Compass equivalence theorem
The compass equivalence theorem is an important statement in compass and straightedge constructions. In these constructions it is assumed that whenever a compass is lifted from a page, it collapses, so that it may not be directly used to transfer distances. While this might seem a difficult obstacle to surmount, the compass equivalence theorem states that any construction via a "fixed" compass may be attained with a collapsing compass. In other words, it is possible to construct a circle of equal radius, centered at any given point on the plane. This theorem is known as Proposition II of Book I of Euclid's Elements.
[edit] Proof
We are given points A, B, and C, and wish to construct a circle centered at A with the same radius as BC (the first green circle).

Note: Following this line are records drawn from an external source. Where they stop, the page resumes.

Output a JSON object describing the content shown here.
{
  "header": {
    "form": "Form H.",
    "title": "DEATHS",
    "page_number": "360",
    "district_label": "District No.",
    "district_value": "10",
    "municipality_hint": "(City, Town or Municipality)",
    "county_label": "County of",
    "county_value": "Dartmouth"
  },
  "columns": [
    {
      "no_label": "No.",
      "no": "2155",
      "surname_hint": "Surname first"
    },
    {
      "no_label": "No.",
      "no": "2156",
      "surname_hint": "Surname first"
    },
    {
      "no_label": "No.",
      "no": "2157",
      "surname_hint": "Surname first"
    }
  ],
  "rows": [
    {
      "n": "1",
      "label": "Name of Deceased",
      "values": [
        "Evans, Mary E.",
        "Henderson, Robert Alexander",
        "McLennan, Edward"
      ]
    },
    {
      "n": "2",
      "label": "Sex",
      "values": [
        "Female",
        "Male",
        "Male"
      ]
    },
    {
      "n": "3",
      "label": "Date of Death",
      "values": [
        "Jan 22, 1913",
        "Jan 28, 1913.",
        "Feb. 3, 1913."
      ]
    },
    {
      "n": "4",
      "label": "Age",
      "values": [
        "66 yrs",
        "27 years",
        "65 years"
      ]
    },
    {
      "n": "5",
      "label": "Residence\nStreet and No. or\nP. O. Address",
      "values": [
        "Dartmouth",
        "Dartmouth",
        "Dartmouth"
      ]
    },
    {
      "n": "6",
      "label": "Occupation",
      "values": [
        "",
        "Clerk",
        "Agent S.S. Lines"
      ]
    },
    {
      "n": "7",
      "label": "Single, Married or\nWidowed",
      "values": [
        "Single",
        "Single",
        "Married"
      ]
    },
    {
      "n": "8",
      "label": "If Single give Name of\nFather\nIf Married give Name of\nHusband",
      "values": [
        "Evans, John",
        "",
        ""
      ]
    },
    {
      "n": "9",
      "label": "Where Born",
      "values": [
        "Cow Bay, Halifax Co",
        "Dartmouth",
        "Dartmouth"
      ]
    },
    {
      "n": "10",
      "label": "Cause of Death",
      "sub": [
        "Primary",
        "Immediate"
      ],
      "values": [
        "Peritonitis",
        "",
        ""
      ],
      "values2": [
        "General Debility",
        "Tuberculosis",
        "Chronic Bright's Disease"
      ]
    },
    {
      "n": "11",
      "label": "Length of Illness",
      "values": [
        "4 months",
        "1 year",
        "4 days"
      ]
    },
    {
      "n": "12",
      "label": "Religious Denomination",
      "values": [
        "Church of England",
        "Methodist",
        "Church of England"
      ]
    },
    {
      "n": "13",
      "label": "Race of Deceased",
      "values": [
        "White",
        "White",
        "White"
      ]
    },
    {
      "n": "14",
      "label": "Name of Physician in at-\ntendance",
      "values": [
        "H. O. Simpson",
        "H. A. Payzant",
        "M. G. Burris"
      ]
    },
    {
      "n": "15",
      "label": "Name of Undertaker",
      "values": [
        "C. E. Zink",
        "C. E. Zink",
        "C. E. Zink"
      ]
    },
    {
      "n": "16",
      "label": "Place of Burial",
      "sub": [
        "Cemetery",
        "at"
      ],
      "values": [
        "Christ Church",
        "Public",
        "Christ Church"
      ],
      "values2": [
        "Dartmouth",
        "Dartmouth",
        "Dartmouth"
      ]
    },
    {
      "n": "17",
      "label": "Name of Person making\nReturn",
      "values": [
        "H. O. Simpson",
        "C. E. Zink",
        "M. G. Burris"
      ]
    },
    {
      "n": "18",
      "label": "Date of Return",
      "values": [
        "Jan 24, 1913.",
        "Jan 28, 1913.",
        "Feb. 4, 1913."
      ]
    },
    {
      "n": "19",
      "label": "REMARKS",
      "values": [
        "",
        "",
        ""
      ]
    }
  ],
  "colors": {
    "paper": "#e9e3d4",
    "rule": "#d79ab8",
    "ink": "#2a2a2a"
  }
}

- Draw a circle centered at A and passing through B and vice versa (the red circles). They will intersect at point D and form equilateral triangle ABD.
- Extend DB past B and find the intersection of DB and the circle BC, labeled E.
- Create a Circle centered at D and passing through E (the blue circle).
- Extend DA past A and find the Intersection of the DA and the circle DE, labeled F.
- Construct a circle centered at A and passing through F (the second green circle)
- Because E is on the circle BC, BE=BC.
- Because ADB is an equilateral triangle, DA=DB.
- Because E and F are on a circle around D, DE=DF.
- Therefore, AF=BE and AF=BC.
[edit] Alternate Proof without Straightedge
It is possible to prove compass equivalence without the use of the straightedge. This justifies the use of "fixed compass" moves in proofs of the Mohr-Mascheroni theorem, which states that any construction possible with straightedge and compass can be accomplished with compass alone.
We are given points A, B, and C, and wish to construct a circle centered at A with the same radius as BC, using only a collapsing compass and no straightedge.
- Draw a circle centered at A and passing through B and vice versa (the blue circles). They will intersect at points D and D'.
- Now draw circles through C with centers at D and D' (the red circles). Find their other intersection and label it E.
- Draw a circle (the green circle) with center A passing through E.
- The line DD' is the perpendicular bisector of AB. Thus A is the reflection of B through line DD'.
- By construction, E is the reflection of C through line DD'.
- Since reflection is an isometry, it follows that AE=BC as desired.